Gastronomy 101, a blog about food and Los Angeles restaurants

RESTAURANT: Ristorante "Al Caruggio," Monterosso al Mare, Italy

Upon our arrival in Cinque Terre, we first checked into our hotel, the Hotel Villa Steno, perched at the top of the hill in the old town of Monterosso al Mare. Each room had a lovely terasse overlooking the town and the ocean.

After a little rest , J. and I went to explore our village. We walked through the main street of the old town, stopping for an espresso, and then out past the beach to the dock, and then back and through a tunnel to the new town. We took a stroll down the oceanfront street in the new town and found Cinque Terre's cinema. It was an open air theater where "Codigo Da Vinci" was playing. We were delighted to find that in Europe, Audrey Tatou's face is plastered all over the poster and her name is slathered across the top in giant letters. Then, all small, down at the bottom ... "oh, Tom Hanks is in this too." Awesome.

We were immediately drawn in by a little foccacceria , where we had some olive foccacia bread and a drink while sitting outside and peoplewatching. Then we walked the rest of the way down the street and then came back. On the way back, we got stuck at the gelato stand , where I had to purchase a pistachio gelato.

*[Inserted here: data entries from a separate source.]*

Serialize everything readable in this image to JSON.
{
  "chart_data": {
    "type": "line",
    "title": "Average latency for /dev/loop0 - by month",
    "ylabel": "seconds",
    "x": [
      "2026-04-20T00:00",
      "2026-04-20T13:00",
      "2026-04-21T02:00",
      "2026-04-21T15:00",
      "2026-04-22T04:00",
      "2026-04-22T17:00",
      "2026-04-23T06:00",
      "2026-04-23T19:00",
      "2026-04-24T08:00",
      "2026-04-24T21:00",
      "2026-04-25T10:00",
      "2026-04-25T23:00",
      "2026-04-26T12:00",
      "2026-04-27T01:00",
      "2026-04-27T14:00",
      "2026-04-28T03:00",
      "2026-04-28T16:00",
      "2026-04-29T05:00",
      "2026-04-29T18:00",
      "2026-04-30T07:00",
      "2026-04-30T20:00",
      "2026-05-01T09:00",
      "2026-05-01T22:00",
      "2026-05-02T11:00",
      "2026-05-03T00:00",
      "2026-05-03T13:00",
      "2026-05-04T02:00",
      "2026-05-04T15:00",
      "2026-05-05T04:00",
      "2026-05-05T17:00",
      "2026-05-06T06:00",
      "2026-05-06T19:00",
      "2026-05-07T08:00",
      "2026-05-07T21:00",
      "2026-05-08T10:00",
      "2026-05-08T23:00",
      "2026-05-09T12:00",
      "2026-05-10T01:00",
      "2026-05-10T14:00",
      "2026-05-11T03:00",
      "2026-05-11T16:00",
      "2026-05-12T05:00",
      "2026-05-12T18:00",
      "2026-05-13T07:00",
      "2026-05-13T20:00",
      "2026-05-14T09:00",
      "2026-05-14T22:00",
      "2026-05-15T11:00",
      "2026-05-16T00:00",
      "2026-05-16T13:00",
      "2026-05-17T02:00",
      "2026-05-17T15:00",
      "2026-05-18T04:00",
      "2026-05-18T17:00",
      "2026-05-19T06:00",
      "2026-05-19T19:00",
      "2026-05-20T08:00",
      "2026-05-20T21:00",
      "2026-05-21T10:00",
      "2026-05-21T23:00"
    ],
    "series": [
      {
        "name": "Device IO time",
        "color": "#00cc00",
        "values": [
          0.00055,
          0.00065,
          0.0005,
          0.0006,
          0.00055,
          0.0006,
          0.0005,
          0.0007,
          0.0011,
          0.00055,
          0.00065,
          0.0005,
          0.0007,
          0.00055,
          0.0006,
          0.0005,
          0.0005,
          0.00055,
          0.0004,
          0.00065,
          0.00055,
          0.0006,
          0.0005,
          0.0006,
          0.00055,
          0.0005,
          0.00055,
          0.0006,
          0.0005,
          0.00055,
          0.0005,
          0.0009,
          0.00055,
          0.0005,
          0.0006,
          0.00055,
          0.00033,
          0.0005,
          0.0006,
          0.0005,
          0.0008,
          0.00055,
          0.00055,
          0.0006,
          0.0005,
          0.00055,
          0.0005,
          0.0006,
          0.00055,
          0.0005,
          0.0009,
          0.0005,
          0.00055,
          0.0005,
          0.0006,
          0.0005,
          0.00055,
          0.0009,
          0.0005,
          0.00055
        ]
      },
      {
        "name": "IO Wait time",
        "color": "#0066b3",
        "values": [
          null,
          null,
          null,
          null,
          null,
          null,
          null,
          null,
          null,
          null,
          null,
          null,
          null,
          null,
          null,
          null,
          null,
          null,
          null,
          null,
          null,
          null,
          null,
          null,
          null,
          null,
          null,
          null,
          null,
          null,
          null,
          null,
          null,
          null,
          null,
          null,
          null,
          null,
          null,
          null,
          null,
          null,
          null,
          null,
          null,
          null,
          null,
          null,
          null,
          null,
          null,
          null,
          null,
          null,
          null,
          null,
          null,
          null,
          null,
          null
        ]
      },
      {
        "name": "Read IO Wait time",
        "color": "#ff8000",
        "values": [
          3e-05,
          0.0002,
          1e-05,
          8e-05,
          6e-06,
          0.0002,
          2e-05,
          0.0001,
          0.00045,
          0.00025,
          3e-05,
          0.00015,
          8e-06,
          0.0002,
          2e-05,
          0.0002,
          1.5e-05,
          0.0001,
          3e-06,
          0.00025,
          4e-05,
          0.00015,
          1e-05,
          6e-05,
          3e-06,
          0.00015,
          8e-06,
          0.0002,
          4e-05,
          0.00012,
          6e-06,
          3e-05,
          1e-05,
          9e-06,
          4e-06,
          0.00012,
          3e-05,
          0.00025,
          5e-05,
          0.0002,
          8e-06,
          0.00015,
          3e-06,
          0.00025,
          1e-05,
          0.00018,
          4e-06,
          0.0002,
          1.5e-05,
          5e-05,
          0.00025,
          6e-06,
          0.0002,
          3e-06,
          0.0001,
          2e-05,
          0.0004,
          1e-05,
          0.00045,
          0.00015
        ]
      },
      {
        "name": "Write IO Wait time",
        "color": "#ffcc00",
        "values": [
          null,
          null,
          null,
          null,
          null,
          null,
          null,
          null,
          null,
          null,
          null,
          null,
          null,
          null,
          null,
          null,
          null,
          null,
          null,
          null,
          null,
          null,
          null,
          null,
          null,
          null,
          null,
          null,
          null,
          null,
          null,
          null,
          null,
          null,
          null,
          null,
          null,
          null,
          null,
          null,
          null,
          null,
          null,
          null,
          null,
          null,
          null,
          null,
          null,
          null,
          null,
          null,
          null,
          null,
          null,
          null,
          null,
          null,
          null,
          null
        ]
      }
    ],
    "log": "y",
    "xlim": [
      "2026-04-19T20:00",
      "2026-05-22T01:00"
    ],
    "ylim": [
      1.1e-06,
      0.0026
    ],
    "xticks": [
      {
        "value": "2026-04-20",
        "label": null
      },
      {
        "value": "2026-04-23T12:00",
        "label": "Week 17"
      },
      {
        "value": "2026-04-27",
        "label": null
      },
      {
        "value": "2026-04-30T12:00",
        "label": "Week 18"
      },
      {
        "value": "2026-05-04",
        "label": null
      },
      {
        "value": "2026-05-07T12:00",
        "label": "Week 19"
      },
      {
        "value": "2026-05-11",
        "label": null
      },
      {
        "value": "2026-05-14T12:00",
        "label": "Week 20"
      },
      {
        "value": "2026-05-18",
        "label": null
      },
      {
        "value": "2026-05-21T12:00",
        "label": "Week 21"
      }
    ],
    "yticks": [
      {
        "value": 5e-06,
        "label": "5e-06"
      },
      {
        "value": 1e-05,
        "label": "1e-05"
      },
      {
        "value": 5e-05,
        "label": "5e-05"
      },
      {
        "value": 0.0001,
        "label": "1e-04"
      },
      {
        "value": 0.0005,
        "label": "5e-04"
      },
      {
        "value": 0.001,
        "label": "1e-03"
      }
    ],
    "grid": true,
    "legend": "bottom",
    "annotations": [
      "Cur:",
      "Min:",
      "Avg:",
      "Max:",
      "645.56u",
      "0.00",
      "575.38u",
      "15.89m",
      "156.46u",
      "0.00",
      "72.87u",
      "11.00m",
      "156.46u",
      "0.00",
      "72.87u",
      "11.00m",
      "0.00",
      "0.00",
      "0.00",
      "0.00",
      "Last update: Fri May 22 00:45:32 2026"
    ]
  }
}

After that, we made our way back to the hotel, where my parents informed us that the hotel staff had recommended the Ristorante Al Caruggio, which in English means "the restaurant in the alley," which is exactly what it was. They didn't have a table immediately ( a good sign! It was crowded) so we had to wander a bit before sitting down to eat. We quickly discovered the "Fast Bar" and had some Campari before heading back for our dinner.

At the restaurant, I decided to try the Ligurian specialty--trofie with pesto. Trofie is a rustic Ligurian pasta that most resembles a joint when uncooked, and most resembles a worm when cooked. Pesto was invented in this region and remains a local specialty. Everyone makes their own fresh so there is variation from place to place . This particular pesto was heavy on the basil and was my favorite out of the ones I had this trip.

J. and my dad shared the risotto al frutti di mare. My dad balked at first due to his "shellfish allergy" which apparently only applies to fish that are in actual shells (clams and mussels) and not those with hard carapaces (shrimp and lobster) and is not life-threatening, merely stomach-threatening. But he managed to down his meal anyway and I didn't hear of any ill effects.

My mom had a fish fresh caught from the Golfo dei Poeti and cooked by the local method, which meant in some kind of pot.

I think this was truly a "local" restaurant. It was probably the one place we are where I heard no language besides Italian (except at our table). All of the food was freshly prepared, simple and delicious.

After dinner we strolled down to the beach area where a band was playing, hung about for a bit and then finally gave in to the monster jet lag and had to go to bed.



My other friends just got back, and they have 600 pictures we will see when we visit them soon. As a slideshow! Do you have that many?

said by Anyanka at 6:44 PM Delete

No! We have 300 and something, but you will not have to look at all of them. The food ones will go on the blog and other than that we are selecting out an assortment of pictures and I'll do a slideshow on my computer.

said by KT at 7:13 PM Delete

Well, I think they went to Florence and Rome, too, and are both awesoem artists, so it makes sense that they wound have a few pictures of that...check out the LA Times' food section today if you haven't; some delicious summery recipies, like cucumber gazpacho and a bready pudding with seasonal fruit!

said by Anyanka at 7:15 PM Delete

I saw! By the way, we should do something ... assuming N. gets better. Maybe Friday? Or maybe we could just come over and hang all mellow-like?

said by KT at 7:17 PM Delete

Yes, or...not. Hopefully the new carpet won't be as allergenic...

About tomateos I know you have a thing, but...if you are going to try any (here anyway, rather than Italy) I would try some local heirloom tomatoes. They don't have that mealy texture, and they aren't red...maybe your body/mind wouldn't even recognize them as tomatoes? This heirloom tomato salad your husband and I had once at Angeli was just soooo good, it seems a shame for you to not try it. And you know those tomatoes were local...

said by Anyanka at 9:54 PM Delete

Hmmm ... we'll see. Maybe a bite of someone else's sometime.

Did you read the story about the people who dropped everything and moved to Big Sur to start a bakery? Jealous!